The NBA blocked the move as league officials felt that moving from the bigger Twin-Cities market to the Crescent City was a step backwards. Eventually the state legislature worked out a deal that allowed Minneapolis to take over the building and the Timber Wolves franchise was sold to a local businessman who kept the team in Minneapolis.
There is a similar tale of woe that also enveloped an NBA owner. Arthur Griffiths owned a National Hockey League team in Vancouver in the 1990s. Griffiths looked at how the economics of the NHL was changing and decided to finance a new arena for his Canucks. The NBA was thinking about expanding in 1995 with Toronto as a primary target but Griffiths was planning a new building and seemed willing to give NBA owners about $100 million in exchange for an NBA expansion team in Vancouver. The NBA liked Vancouver's dynamics even though the Canadian dollar was faltering compared to the US greenback. The NBA had identified Hong Kong as a major non-American supporter of the league and with many Hong Kong residents moving to the Vancouver area in the anticipation of China taking over the area; the NBA figured Vancouver would be a strong 21st century franchise.
It did not work out for Griffiths who was saddled by too many bills. The NBA expansion fee along with the $160 million price tag, that in Canadian dollars, for the arena. Griffiths sold the Canucks, the NBA expansion team, the Grizzlies, and the arena.
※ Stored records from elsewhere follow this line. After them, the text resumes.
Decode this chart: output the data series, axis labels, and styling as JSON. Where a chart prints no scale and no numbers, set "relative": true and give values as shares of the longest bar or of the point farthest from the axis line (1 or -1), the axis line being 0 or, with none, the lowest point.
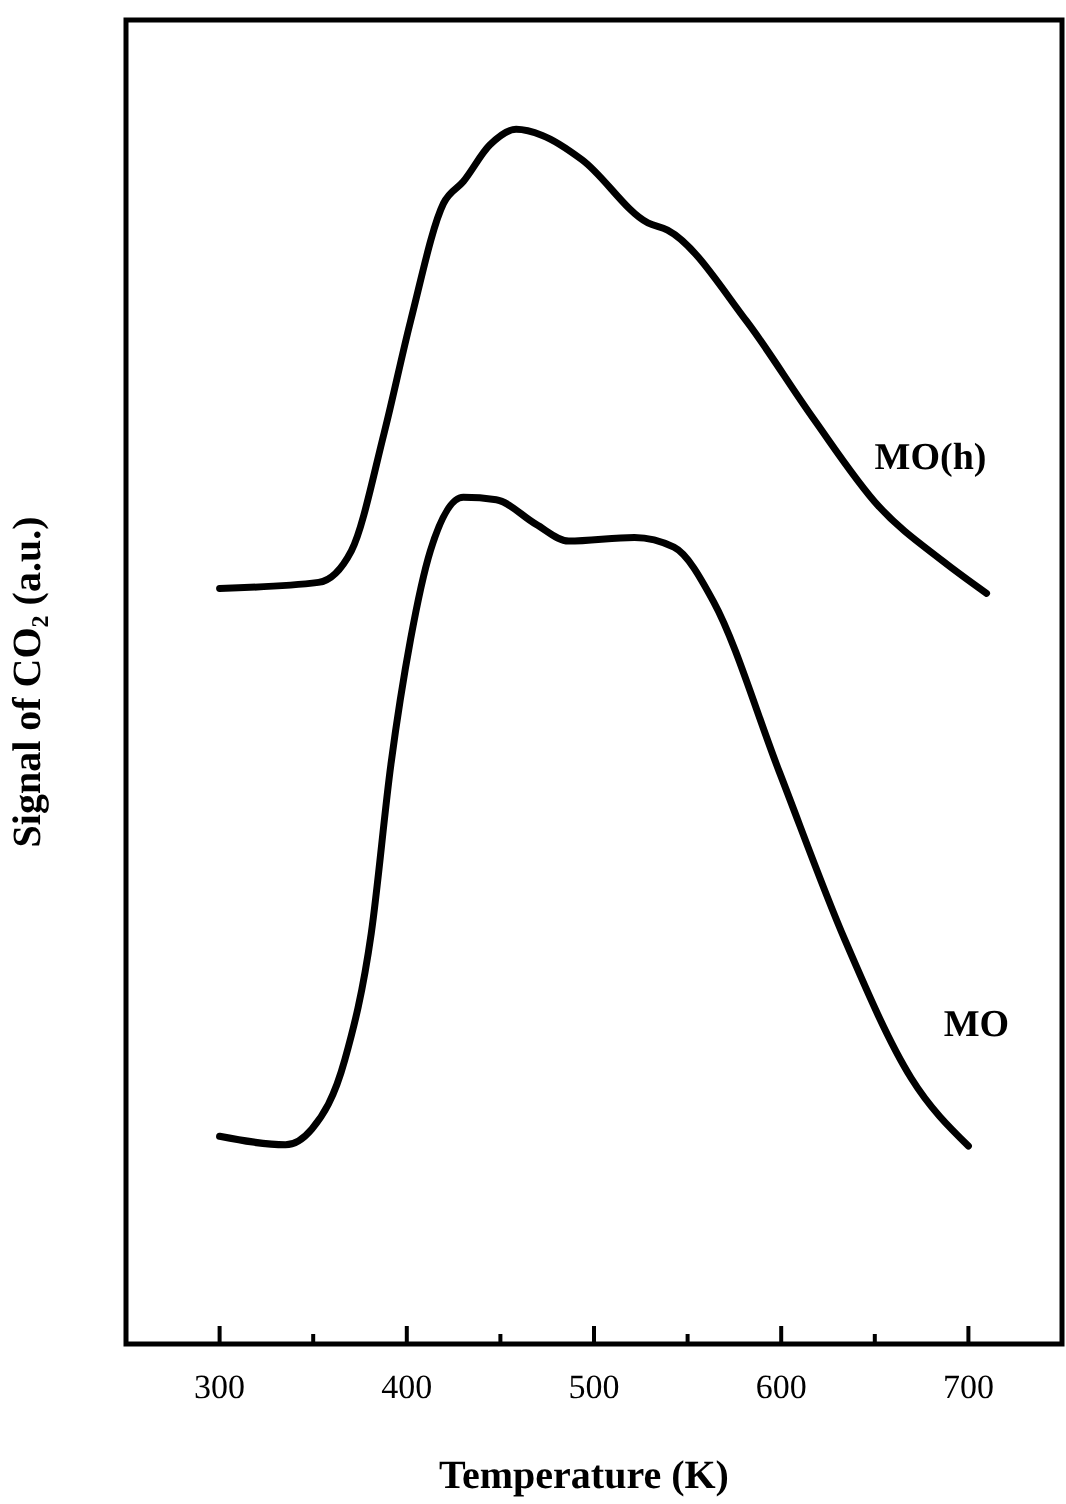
{
  "chart_data": {
    "type": "line",
    "relative": true,
    "xlabel": "Temperature (K)",
    "ylabel": "Signal of CO₂ (a.u.)",
    "xlim": [
      250,
      750
    ],
    "xticks": [
      300,
      {
        "value": 350,
        "label": null
      },
      400,
      {
        "value": 450,
        "label": null
      },
      500,
      {
        "value": 550,
        "label": null
      },
      600,
      {
        "value": 650,
        "label": null
      },
      700
    ],
    "marker": "none",
    "line_style": "solid",
    "series": [
      {
        "name": "MO(h)",
        "color": "#000000",
        "x": [
          300,
          352.8,
          370.4,
          387.9,
          402,
          419.6,
          430.2,
          444.3,
          458.4,
          472.4,
          493.6,
          528.8,
          539.3,
          581.5,
          616.7,
          651.9,
          686.8,
          709.7
        ],
        "values": [
          0.622,
          0.627,
          0.653,
          0.75,
          0.842,
          0.939,
          0.957,
          0.987,
          1,
          0.995,
          0.975,
          0.923,
          0.917,
          0.842,
          0.763,
          0.69,
          0.644,
          0.618
        ]
      },
      {
        "name": "MO",
        "color": "#000000",
        "x": [
          300,
          335.2,
          349.3,
          366.9,
          381,
          391.5,
          402,
          412.6,
          430.2,
          447.8,
          468.9,
          486.5,
          521.6,
          542.7,
          563.9,
          599,
          634.2,
          669.4,
          700
        ],
        "values": [
          0.171,
          0.164,
          0.177,
          0.234,
          0.338,
          0.477,
          0.58,
          0.653,
          0.697,
          0.695,
          0.675,
          0.661,
          0.664,
          0.656,
          0.611,
          0.471,
          0.332,
          0.219,
          0.163
        ]
      }
    ]
  }
}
The NBA team would eventually move to Memphis where it is a financial liability.
The Yorks may not have the money to run a football team and build a stadium that could cost as much as $937 million particularly if the corporate naming rights train runs through Santa Clara and leaves the Yorks looking for a corporate naming rights partner like Jerry Jones in Arlington, Texas and the woody Johnson-Mara/Tisch partnership in East Rutherford, New Jersey. Jones' Dallas Cowboys Cowboys Stadium has a gaping hole where a corporate sponsor should be hanging a shingle at Cowboys Stadium in Arlington, Texas and so far no one has stopped up and replaced Allainz as the naming rights holder at the new Giants-Jets Meadowlands Stadium.
Allainz dropped out of the running as the Meadowlands naming rights partner in September 2008 after media stories appeared in the greater New York area about Allianz’s candidacy as a stadium sponsor. These stories covered the naming rights talks and in that context also addressed Allianz history as a major German company during the Nazi era. After the stories appeared, The Meadowlands Stadium Company decided not to pursue further talks thereafter bowing to pressure from various groups who had highlighted Allainz's activities with the Nazi Government in Germany.
There were reports that Allainz was willing to pay the Giants/Jets ownership somewhere between $25 and 30 annually to put the company name on the stadium.
The Yorks might be able to defer some of the stadium's annual costs if they can persuade Al Davis and the Oakland Raiders to join them if the stadium is built. So far the Yorks intend to go it on their own and Davis is saying nothing. But clearly a corporate sponsor will help. The go it alone route is something Ed Roski in Los Angeles or, more precisely, in the City of Industry is not an avenue he would like to pursue. Roski would like to attract an NFL owner to move to his proposed stadium to share in a real estate deal to make a stadium work.
It will be a tough road to hoe if the York family decides to build the stadium with no help. But Santa Clara residents seem willing to be York's partner and that doesn't fit the media narrative of no more taxes but that may not be "Good TV" or "Good radio" which is what journalism is all about these days.